Greetings and salutations, everyone; yes, once again it is I, your popular host, Mani the purebred border collie, here today to bring you yet another post. You may remember me from such posts as “Going With The Flow”, among so many, many others.
Here I am in a characteristic pose.
I think you can see how sunny and dry it is here. It was seventy degrees (21.1C) with nine percent humidity.
We were under another Red Flag warning but there wasn’t too much wind.
I know everyone knows just how tough and super-deadly I am, well, the guy I live with is pretty tough, too. He says he reminds himself of someone called “Hemingway”.
The smell from next door was so bad today I thought the guy I live with was going to pass out, but, no, he just put on a mask and tried not to breathe while he worked in the garden.
“Working” often just means he goes around looking at plants, while I lie in the sun, supervising. I did a lot of supervising today.
He found a white-flowered form of Cyclamen coum, which some people say can’t possibly be hardy here (the regular ones are, totally).
It’s true that he’s never gotten the white-flowered form from the Golan Heights to do well here, but this one will do just fine.
The puschkinias have started flowering. There are thousands of them here. The bees like them, and I tried to eat a few bees, even though the guy I live with said not to.
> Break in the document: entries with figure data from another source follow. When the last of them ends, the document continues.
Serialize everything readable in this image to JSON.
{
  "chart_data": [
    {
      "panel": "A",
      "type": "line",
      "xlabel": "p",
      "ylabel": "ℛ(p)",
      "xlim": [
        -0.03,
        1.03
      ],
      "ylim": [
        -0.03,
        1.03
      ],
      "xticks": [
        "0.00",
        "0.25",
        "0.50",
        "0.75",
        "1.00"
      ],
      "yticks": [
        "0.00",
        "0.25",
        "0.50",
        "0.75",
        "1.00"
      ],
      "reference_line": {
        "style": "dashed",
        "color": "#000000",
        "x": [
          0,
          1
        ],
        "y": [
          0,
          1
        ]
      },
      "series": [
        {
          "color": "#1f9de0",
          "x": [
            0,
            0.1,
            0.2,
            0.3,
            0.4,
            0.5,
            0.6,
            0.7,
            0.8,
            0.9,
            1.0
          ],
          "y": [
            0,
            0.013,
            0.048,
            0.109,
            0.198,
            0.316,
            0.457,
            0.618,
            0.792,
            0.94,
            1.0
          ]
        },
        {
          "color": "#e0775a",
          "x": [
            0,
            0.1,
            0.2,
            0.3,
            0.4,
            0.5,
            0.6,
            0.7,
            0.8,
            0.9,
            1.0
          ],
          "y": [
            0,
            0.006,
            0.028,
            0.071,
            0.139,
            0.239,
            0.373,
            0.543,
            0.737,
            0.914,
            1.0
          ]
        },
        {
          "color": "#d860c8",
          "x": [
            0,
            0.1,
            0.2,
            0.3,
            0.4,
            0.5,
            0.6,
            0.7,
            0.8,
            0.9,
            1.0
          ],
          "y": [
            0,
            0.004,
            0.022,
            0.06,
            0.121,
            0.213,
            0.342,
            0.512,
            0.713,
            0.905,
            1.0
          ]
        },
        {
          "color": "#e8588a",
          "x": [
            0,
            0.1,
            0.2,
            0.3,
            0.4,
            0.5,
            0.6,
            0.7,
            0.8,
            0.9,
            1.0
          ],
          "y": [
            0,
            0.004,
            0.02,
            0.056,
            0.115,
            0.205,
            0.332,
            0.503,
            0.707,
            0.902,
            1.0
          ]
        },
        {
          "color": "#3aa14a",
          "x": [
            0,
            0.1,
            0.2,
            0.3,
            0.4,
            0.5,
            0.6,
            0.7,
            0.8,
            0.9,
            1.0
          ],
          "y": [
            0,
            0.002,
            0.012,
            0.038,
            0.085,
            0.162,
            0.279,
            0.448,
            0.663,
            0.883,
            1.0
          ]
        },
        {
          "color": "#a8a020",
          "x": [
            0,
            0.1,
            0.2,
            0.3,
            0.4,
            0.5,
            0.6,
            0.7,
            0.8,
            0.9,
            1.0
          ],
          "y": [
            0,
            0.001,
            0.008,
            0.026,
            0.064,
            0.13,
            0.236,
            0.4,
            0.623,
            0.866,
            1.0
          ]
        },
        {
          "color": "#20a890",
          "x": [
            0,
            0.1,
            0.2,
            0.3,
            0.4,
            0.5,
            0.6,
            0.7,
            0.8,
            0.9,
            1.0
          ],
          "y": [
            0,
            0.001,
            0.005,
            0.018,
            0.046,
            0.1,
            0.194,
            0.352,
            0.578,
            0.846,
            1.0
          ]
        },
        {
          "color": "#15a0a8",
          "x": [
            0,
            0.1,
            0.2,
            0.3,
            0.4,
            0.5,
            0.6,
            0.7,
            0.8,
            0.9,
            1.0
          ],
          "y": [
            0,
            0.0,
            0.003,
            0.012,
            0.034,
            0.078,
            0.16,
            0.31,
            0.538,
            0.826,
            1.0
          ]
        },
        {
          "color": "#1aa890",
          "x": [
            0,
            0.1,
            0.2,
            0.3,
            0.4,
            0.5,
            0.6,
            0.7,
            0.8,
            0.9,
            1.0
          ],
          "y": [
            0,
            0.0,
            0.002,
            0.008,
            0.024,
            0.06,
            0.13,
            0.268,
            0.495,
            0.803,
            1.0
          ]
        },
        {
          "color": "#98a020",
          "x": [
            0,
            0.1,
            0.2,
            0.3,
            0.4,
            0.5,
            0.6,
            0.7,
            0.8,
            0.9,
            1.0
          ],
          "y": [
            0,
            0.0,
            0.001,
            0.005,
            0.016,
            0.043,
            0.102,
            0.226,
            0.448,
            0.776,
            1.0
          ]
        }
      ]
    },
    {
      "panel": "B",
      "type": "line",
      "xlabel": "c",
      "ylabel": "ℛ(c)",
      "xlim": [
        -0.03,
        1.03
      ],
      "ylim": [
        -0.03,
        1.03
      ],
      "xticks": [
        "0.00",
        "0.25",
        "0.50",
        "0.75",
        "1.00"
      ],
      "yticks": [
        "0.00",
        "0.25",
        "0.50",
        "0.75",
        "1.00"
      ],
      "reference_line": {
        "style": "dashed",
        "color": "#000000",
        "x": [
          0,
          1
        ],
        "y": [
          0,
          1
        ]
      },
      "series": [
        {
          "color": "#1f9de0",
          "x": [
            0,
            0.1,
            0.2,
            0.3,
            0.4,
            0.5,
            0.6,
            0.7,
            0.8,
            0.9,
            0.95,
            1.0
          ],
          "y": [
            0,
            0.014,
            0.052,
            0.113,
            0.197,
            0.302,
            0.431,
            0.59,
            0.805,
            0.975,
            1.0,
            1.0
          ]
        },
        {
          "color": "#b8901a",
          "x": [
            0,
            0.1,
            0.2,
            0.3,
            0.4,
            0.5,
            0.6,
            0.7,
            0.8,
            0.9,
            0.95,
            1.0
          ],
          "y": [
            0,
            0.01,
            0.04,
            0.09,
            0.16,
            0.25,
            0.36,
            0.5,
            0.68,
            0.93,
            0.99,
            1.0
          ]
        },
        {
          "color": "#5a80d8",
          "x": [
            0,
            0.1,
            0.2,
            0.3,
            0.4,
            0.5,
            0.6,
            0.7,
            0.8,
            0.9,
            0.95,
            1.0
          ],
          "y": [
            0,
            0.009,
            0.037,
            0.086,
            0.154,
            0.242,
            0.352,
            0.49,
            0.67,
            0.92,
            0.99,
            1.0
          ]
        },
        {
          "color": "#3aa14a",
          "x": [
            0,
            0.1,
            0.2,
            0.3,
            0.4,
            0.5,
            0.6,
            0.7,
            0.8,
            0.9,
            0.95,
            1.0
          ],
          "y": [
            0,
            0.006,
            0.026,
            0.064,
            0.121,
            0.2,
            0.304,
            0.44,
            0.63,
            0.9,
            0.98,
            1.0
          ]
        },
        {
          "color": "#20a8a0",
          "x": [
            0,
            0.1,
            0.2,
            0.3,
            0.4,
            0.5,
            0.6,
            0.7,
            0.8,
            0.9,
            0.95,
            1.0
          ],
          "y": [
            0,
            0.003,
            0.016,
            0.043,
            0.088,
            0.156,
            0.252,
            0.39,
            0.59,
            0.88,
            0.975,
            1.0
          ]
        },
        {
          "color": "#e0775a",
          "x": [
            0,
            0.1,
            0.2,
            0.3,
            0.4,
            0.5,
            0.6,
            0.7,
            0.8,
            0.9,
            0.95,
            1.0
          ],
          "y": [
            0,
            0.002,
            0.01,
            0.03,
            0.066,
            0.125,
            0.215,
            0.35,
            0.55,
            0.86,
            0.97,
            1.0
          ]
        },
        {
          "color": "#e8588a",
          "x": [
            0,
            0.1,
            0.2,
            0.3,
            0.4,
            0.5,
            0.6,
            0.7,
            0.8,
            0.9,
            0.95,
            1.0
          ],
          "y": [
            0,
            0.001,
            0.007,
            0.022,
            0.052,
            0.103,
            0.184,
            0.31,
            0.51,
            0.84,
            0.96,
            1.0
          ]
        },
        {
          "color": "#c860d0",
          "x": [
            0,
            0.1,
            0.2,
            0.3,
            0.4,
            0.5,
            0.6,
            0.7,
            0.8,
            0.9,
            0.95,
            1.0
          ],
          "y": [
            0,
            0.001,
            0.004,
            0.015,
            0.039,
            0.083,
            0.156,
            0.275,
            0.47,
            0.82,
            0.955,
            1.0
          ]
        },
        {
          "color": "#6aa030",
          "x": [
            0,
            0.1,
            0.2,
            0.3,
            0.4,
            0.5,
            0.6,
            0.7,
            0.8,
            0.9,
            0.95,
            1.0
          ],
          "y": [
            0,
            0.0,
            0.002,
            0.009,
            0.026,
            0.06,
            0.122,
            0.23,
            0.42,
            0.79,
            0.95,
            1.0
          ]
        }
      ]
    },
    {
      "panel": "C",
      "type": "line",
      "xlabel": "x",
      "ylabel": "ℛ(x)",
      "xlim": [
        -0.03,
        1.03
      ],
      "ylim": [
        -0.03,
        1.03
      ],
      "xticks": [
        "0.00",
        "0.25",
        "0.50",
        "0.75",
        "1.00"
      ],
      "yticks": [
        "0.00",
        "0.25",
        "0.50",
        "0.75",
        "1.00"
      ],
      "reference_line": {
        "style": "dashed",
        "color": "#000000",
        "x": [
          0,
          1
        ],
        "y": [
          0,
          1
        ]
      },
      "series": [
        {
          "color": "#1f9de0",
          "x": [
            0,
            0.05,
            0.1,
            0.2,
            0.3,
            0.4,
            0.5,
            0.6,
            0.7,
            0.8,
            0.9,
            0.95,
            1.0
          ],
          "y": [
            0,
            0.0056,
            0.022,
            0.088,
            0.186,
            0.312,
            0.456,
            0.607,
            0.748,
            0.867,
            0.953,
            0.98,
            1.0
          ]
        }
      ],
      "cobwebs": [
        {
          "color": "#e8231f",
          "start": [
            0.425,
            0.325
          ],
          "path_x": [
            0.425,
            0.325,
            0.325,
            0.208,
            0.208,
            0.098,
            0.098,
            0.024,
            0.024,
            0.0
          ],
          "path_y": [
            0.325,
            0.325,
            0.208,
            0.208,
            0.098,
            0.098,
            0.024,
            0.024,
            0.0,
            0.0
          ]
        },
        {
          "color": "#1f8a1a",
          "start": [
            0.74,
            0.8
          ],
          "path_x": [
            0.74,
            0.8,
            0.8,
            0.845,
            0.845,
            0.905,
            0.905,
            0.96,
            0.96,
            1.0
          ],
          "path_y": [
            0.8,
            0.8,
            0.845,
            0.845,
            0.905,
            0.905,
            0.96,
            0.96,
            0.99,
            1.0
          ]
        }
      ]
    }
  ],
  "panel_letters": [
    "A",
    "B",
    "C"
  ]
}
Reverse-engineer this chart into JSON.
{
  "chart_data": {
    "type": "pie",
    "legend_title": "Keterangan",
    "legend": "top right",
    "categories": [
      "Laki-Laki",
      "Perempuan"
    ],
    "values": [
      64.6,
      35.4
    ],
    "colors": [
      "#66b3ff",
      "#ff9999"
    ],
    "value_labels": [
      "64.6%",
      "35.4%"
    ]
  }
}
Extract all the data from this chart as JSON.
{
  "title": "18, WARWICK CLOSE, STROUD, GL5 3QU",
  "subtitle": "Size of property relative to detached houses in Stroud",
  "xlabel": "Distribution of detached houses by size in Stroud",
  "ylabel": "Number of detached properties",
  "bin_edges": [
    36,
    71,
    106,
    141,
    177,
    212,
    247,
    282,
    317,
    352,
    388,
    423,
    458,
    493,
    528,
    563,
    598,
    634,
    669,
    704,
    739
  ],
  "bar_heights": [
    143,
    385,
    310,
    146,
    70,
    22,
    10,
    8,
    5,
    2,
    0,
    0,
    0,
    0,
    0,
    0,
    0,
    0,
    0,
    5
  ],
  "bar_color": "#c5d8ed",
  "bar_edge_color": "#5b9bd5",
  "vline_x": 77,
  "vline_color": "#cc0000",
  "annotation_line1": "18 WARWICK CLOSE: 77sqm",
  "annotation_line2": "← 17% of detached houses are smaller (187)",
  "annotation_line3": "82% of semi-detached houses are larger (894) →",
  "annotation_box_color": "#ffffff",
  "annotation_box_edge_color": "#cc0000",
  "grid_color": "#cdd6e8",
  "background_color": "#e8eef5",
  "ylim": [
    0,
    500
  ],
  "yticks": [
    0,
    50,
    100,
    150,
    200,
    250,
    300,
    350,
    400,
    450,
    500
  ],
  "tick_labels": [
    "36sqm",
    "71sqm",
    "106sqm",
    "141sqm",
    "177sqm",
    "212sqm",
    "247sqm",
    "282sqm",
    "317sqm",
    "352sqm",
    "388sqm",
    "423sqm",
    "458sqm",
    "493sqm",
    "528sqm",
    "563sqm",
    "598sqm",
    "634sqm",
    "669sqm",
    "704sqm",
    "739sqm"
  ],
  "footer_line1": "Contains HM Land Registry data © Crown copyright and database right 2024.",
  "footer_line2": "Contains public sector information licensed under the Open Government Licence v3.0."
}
I have to go for my physical week after next, and the guy I live with said I’d have a lot of explaining to do to my doctor if I showed up with a stomach full of bees.
There are also thousands of Corydalis angustifolia. This is scented of vanilla.

The guy I live with said that one of the cardinal rules of sping gardening is not to go poking around your plants seeing if they’re going to come up, but he was pretty delighted to see this seedling of Eremurus spectabilis.
Especially since the roots of Eremurus robustus he planted last autumn haven’t made an appearance and probably rotted, in a bed where one already grows.
The guy I live with said that Eremurus robustus was “kind of ordinary”, where E. spectabilis is not. He can be kind of a snob, if you didn’t know.
He took a picture of my Private Lawn, to show just how brown it is at this time of year. We actually should be seeing a bit of green, but some things are very late.
He thought it might be nice to plant some bulbs in this buffalo grass. Bulbs do very well growing in buffalo grass.
You can also see the broken birdbath, the big branch from the apple tree broken by snow earlier this year, and the wasteland beyond that, where nothing has ever been planted, for unknown reasons. Even the guy I live with says that. But we have a wasteland, and a lot of gardeners don’t, so that’s something.
So today, despite everything, there had to be an Emergency Snowdrop Relocation. I didn’t quite understand why, except that the guy I live with “reasoned”, if you can call it that, that a snowdrop species native to subalpine regions (Galanthus koenenianus) might be happier in a location that didn’t get completely baked, if not utterly toasted, in summer.
Even though it had seemed perfectly happy where it was.
It was transplanted into the old rock garden, but there were things in the way. Rocks. “Dumb, ugly rocks.” These were picked up on the side of a mountain road by the guy I live with’s late father-in-law, and eventually, they’re all going to go. I’m not sure where they’re going to go, but somewhere.
They were pretty firmly lodged into the soil, so the guy I live with had to get out his spade.
Not just any spade, but this:
A steel-strapped tree-planting spade that the guy I live with bought when he was buying all those tools from Smith&Hawken thirty-some years ago.
The rocks came up like nothing at all.
Obviously if all the rocks are removed, the holes with have to be filled, and something will have to be done with the rocks. But I guess that’s a story for another time.
I’ll leave you with a picture of me supervising. It’s a tough job but someone has to do it.